Detailed coverage of invasive species threatening livelihoods and the environment worldwide

Abstract

Establishment of Hylobius transversovittatus Goeze (Coleoptera: Curculionidae), a biological control agent of purple loosestrife, in Virginia.

Abstract

H. transversovittatus, an exotic root feeding weevil, has been released in the USA and Canada for biological control of purple loosestrife Lythrum salicaria, an aggressive emergent aquatic weed of Eurasian origin that has replaced native wetland vegetation.
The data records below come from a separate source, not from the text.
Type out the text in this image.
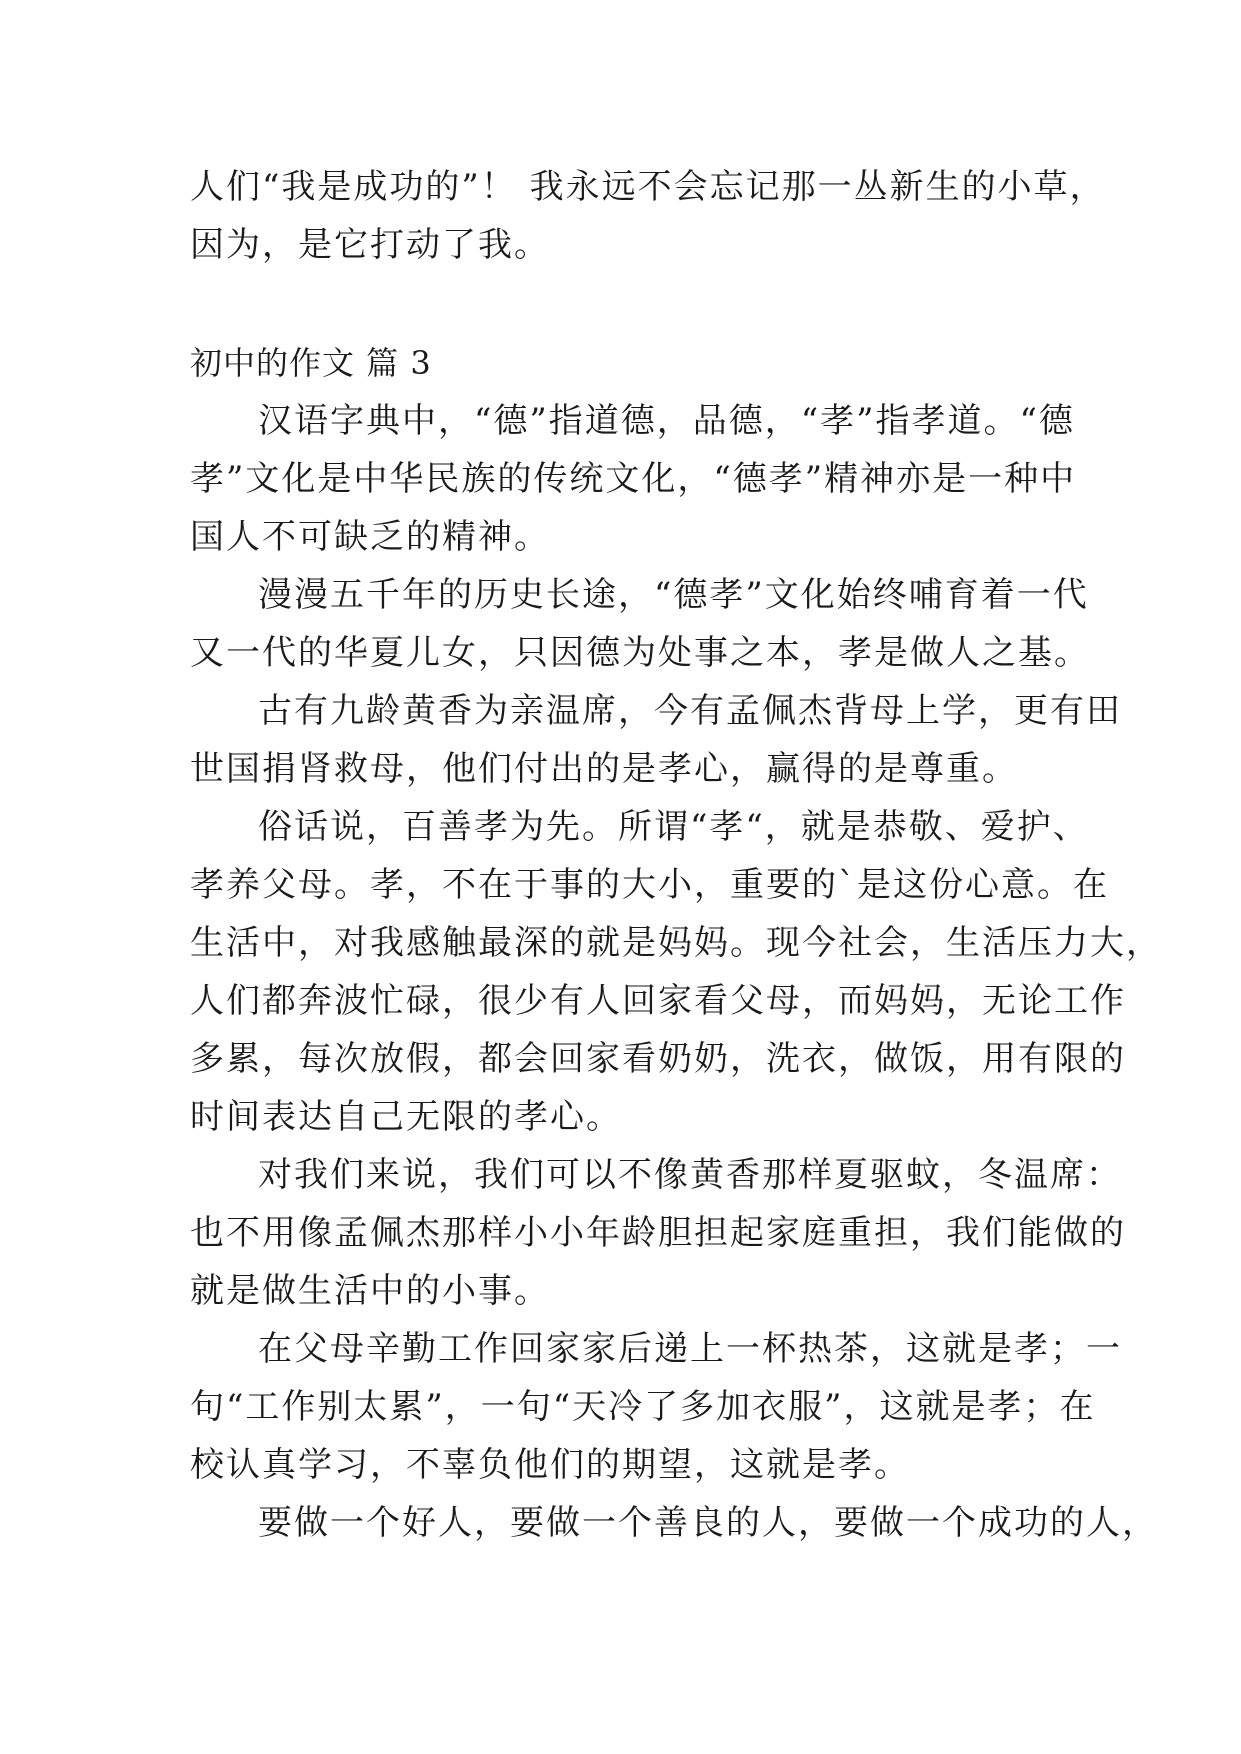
人们“我是成功的”！ 我永远不会忘记那一丛新生的小草，
因为，是它打动了我。
初中的作文 篇 3
汉语字典中，“德”指道德，品德，“孝”指孝道。“德
孝”文化是中华民族的传统文化，“德孝”精神亦是一种中
国人不可缺乏的精神。
漫漫五千年的历史长途，“德孝”文化始终哺育着一代
又一代的华夏儿女，只因德为处事之本，孝是做人之基。
古有九龄黄香为亲温席，今有孟佩杰背母上学，更有田
世国捐肾救母，他们付出的是孝心，赢得的是尊重。
俗话说，百善孝为先。所谓“孝“，就是恭敬、爱护、
孝养父母。孝，不在于事的大小，重要的`是这份心意。在
生活中，对我感触最深的就是妈妈。现今社会，生活压力大，
人们都奔波忙碌，很少有人回家看父母，而妈妈，无论工作
多累，每次放假，都会回家看奶奶，洗衣，做饭，用有限的
时间表达自己无限的孝心。
对我们来说，我们可以不像黄香那样夏驱蚊，冬温席：
也不用像孟佩杰那样小小年龄胆担起家庭重担，我们能做的
就是做生活中的小事。
在父母辛勤工作回家家后递上一杯热茶，这就是孝；一
句“工作别太累”，一句“天冷了多加衣服”，这就是孝；在
校认真学习，不辜负他们的期望，这就是孝。
要做一个好人，要做一个善良的人，要做一个成功的人，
Questions have remained about the establishment and impact of this agent on purple loosestrife in North America. In this report, we present the first detailed account of the establishment and impact of H. transversovittatus in Coeburn and Goshen, Virginia. The weevil was imported from Germany. Adults of H. transversovittatus (n=53) and eggs (n=3935) were first released in Coeburn between 1992 and 1994. After the site was dredged in 1995, 512 eggs were placed in plants in 1995-96, followed by a release of 30 adults in 1999. In Goshen, 19 adults and 2800 eggs were released from 1994 to 1996. Adult weevils were placed on plants at the centre of an infested field and eggs were placed in plants or in soil near roots. Establishment was based on digging whole plants and examining roots for larvae. In Coeburn, recovery of H. transversovittatus larvae (=0.33 larva per root) was first detected in 1994 at the original release site and larvae were found in roots 400 m downstream of the release point in 2000. Thirteen percent of the roots excavated (n=135) were infested with H. transversovittatus. In Goshen, H. transversovittatus larvae were first detected in 1997 with 2% of the roots infested (=0.02 larva per root, n=60). By 2000, the infestation rate increased to 28%. Dry weights of infested and noninfested roots at each site were not different. There was also no difference in mean dry root weight of purple loosestrife between the two sites. Excavation of roots to determine the presence and quantity of H. transversovittatus larvae is laborious but it is more accountable than searching for adults or eggs. H. transversovittatus is well established at both sites in Virginia.